Perempuan berusia tiga puluhan itu segera menjatuhkan dirinya bersujud di depan kedua kaki Presiden. Ia terlihat begitu paniknya hingga membuat anak kecil yang telah tertidur dalam gendongannya terbangun ; Mak…!
“Maafkan saya Tuan Presiden, maafkan saya….” Suaranya terbata-bata bercampur isak. Melihat itu Presiden yang berdiri hanya satu depa di depannya segera merengkuh tubuh perempuan itu dengan kedua tangannya agar segera berdiri.
“Maafkan saya Tuan……..”
“Tidak apa-apa.”
“Saya tidak tahu……”
“Sudahlah.”
“E….e…….”
“Abah ada?”
“Abah?!”
“Iya, Abah yang telah memberi saya perkutut.”
“Tuan…..?”
“Ya…?!”
“Tuan ingin menemuinya?”
“Iya, tentu saja. Saya bahkan belum mengucapkan terima kasih kepadanya.”
“Tuan……..”
“Antarkan saja saya kepadanya.”
“Baiklah, Tuan. Tuan petiklah mawar di halaman rumah itu, nanti saya akan mengantar Tuan menemuinya.”
“Maksud Adik?!”
“Petiklah mawar itu, Tuan, kita akan mengantarkannya bersama-sama.”
Inna lillaahi………..!
Inna lillaahi wa inna ilaihi raji’un
Di lereng Tangkuban Prahu udara di siang hari itu bertiup begitu sejuknya, namun entah kenapa siapapun yang saat itu ikut hadir di tempat itu merasa tercekat seisi tenggorokannya. Wajah Presiden tertunduk kuyu, mulutnya membisu. Ia menghela nafas panjang, lalu lamat-lamat ia mencium harum aroma kayu cendana yang dibawa kesiur angin yang mengalir dari arah sebelah bukit.

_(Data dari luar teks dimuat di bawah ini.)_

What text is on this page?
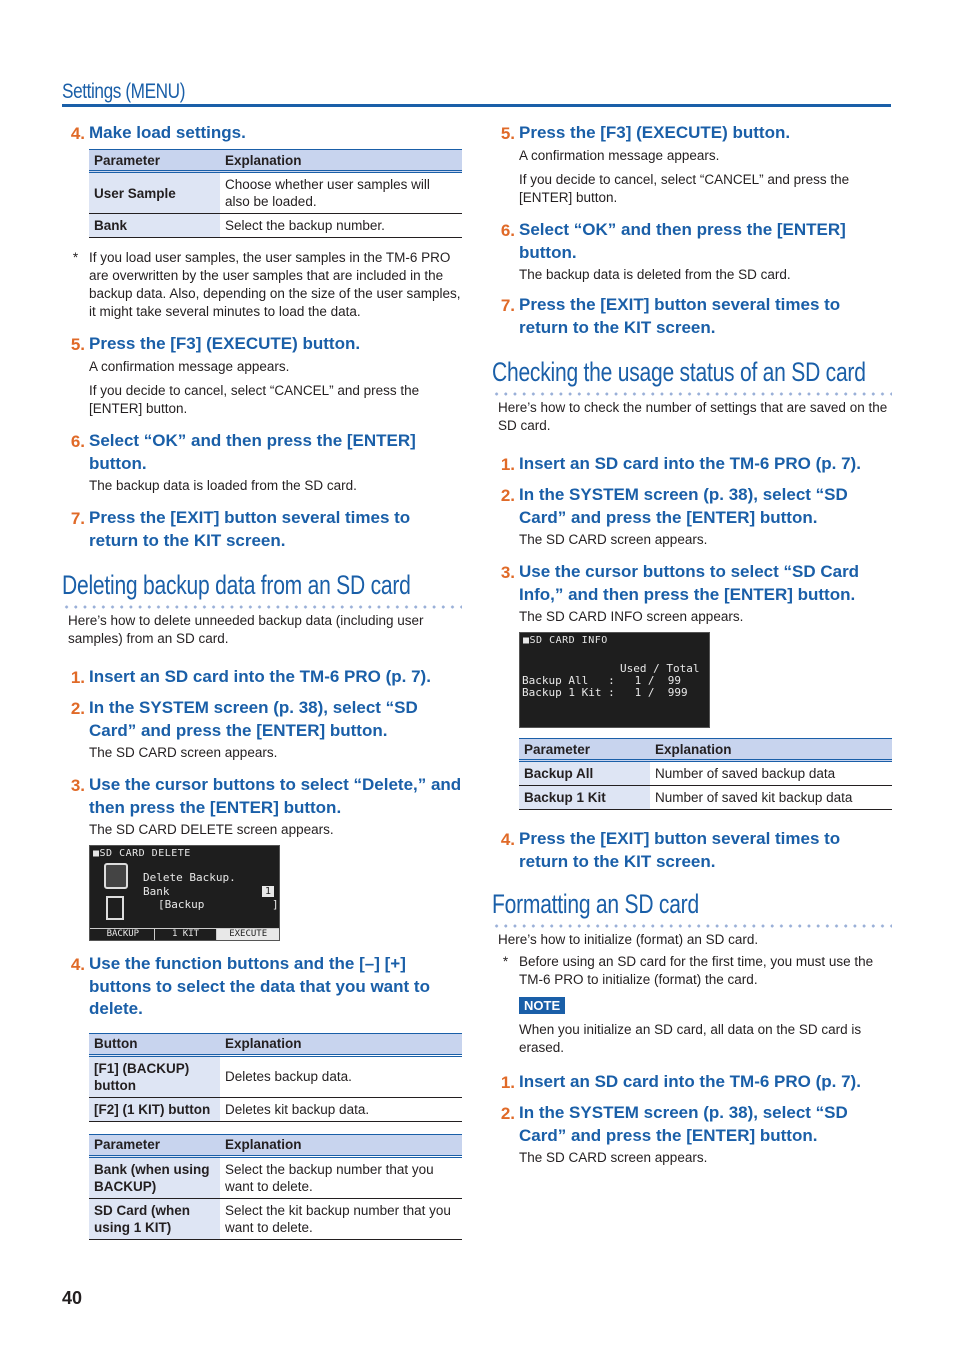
Settings (MENU)
4. Make load settings.
Parameter	Explanation
User Sample	Choose whether user samples will also be loaded.
Bank	Select the backup number.
* If you load user samples, the user samples in the TM-6 PRO are overwritten by the user samples that are included in the backup data. Also, depending on the size of the user samples, it might take several minutes to load the data.
5. Press the [F3] (EXECUTE) button.
A confirmation message appears.
If you decide to cancel, select “CANCEL” and press the [ENTER] button.
6. Select “OK” and then press the [ENTER] button.
The backup data is loaded from the SD card.
7. Press the [EXIT] button several times to return to the KIT screen.
Deleting backup data from an SD card
Here’s how to delete unneeded backup data (including user samples) from an SD card.
1. Insert an SD card into the TM-6 PRO (p. 7).
2. In the SYSTEM screen (p. 38), select “SD Card” and press the [ENTER] button.
The SD CARD screen appears.
3. Use the cursor buttons to select “Delete,” and then press the [ENTER] button.
The SD CARD DELETE screen appears.
■SD CARD DELETE
Delete Backup.
Bank
[Backup	]
1
BACKUP	1 KIT	EXECUTE
4. Use the function buttons and the [–] [+] buttons to select the data that you want to delete.
Button	Explanation
[F1] (BACKUP) button	Deletes backup data.
[F2] (1 KIT) button	Deletes kit backup data.
Parameter	Explanation
Bank (when using BACKUP)	Select the backup number that you want to delete.
SD Card (when using 1 KIT)	Select the kit backup number that you want to delete.
5. Press the [F3] (EXECUTE) button.
A confirmation message appears.
If you decide to cancel, select “CANCEL” and press the [ENTER] button.
6. Select “OK” and then press the [ENTER] button.
The backup data is deleted from the SD card.
7. Press the [EXIT] button several times to return to the KIT screen.
Checking the usage status of an SD card
Here’s how to check the number of settings that are saved on the SD card.
1. Insert an SD card into the TM-6 PRO (p. 7).
2. In the SYSTEM screen (p. 38), select “SD Card” and press the [ENTER] button.
The SD CARD screen appears.
3. Use the cursor buttons to select “SD Card Info,” and then press the [ENTER] button.
The SD CARD INFO screen appears.
■SD CARD INFO
Used / Total
Backup All   :   1 /  99
Backup 1 Kit :   1 /  999
Parameter	Explanation
Backup All	Number of saved backup data
Backup 1 Kit	Number of saved kit backup data
4. Press the [EXIT] button several times to return to the KIT screen.
Formatting an SD card
Here’s how to initialize (format) an SD card.
* Before using an SD card for the first time, you must use the TM-6 PRO to initialize (format) the card.
NOTE
When you initialize an SD card, all data on the SD card is erased.
1. Insert an SD card into the TM-6 PRO (p. 7).
2. In the SYSTEM screen (p. 38), select “SD Card” and press the [ENTER] button.
The SD CARD screen appears.
40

Andaikan dunia ini digiring kepadamu dengan mudahnya tidakkah nanti juga akan ditinggalkan mati olehmu?
Apa harapanmu dengan kehidupan yang tidak kekal, sementara sebentar kemudian akan ditelan oleh siang dan malam
Duniamu hanyalah serupa bayangan yang menaungi, untuk sekejap kemudian segera berlalu.